The approaches are very diverse: the scope of the provisions can be narrow (just automated decisions producing legal or similarly significant effects) or wide (any decision with a detrimental impact) and even the specific safeguards proposed are very diverse. 
Taking into account this overview, article will also address the following questions: are Member States free to broaden the scope of automated decision-making regulation? Are ‘positive decisions’ allowed under Article 22, GDPR, as some Member States seem to affirm?

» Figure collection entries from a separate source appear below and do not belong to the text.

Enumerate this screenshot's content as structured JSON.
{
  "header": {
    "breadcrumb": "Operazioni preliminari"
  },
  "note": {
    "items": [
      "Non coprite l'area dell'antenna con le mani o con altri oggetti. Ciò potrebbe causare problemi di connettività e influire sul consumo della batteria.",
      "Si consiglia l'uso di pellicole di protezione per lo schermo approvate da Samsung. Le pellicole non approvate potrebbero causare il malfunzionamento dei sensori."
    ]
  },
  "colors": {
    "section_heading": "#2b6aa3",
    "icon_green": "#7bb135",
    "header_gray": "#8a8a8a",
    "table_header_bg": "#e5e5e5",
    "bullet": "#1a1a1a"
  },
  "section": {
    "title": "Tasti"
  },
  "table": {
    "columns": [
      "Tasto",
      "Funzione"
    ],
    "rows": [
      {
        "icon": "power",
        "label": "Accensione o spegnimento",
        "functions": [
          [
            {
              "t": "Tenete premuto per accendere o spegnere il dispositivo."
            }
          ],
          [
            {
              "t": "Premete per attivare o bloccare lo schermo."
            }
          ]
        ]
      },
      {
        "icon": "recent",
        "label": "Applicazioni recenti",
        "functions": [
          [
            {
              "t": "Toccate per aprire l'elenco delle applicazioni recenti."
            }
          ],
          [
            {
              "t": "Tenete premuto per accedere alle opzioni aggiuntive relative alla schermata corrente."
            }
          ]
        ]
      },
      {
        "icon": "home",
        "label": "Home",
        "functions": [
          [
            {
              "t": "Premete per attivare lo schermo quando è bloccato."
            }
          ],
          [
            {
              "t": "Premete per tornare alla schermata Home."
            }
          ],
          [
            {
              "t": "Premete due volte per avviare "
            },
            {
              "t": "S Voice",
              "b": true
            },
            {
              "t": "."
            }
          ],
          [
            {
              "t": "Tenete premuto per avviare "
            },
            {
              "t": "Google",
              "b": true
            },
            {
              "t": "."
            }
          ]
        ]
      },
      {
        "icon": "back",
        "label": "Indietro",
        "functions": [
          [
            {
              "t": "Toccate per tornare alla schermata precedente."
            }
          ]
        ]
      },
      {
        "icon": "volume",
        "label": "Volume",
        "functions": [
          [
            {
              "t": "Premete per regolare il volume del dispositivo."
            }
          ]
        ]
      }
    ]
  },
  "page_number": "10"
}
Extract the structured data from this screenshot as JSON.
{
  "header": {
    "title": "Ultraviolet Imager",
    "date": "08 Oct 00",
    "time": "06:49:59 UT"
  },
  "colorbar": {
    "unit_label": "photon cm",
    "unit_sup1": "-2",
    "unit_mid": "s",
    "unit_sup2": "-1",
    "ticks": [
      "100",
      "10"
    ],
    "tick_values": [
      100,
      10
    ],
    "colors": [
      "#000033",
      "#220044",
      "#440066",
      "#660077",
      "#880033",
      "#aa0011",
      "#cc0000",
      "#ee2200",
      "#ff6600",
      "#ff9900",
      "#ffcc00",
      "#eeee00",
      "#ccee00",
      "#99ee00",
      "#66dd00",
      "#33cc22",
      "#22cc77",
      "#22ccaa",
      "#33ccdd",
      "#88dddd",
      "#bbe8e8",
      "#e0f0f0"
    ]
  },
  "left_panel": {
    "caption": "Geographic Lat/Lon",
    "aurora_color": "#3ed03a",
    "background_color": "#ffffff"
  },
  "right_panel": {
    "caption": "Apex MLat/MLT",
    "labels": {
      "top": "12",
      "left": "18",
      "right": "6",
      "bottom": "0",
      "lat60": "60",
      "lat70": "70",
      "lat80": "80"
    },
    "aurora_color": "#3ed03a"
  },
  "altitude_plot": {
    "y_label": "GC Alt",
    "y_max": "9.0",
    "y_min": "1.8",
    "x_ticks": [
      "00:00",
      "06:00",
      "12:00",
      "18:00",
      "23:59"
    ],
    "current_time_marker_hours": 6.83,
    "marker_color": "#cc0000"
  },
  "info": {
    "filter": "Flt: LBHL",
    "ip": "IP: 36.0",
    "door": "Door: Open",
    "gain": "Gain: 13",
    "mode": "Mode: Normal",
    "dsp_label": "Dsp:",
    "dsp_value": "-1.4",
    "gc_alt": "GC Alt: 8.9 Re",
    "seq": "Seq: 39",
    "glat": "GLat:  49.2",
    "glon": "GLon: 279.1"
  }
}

Which safeguards can better guarantee rights and freedoms of the data subject? 
In particular, while most Member States mention just the three safeguards mentioned at Article 22(3) (i.e.subject’s right to express one’s point of view; right to obtain human intervention; right to contest the decision), three approaches seem very innovative: a) some States guarantee a right to legibility/explanation about the algorithmic decisions (France and Hungary); b) other States (Ireland and United Kingdom) regulate human intervention on algorithmic decision through an effective accountability mechanism (e.g. notification, explanation of why such contestation has not been accepted, etc.); c) another State (Slovenia) require an innovative form of human rights impact assessments on automated decision-making.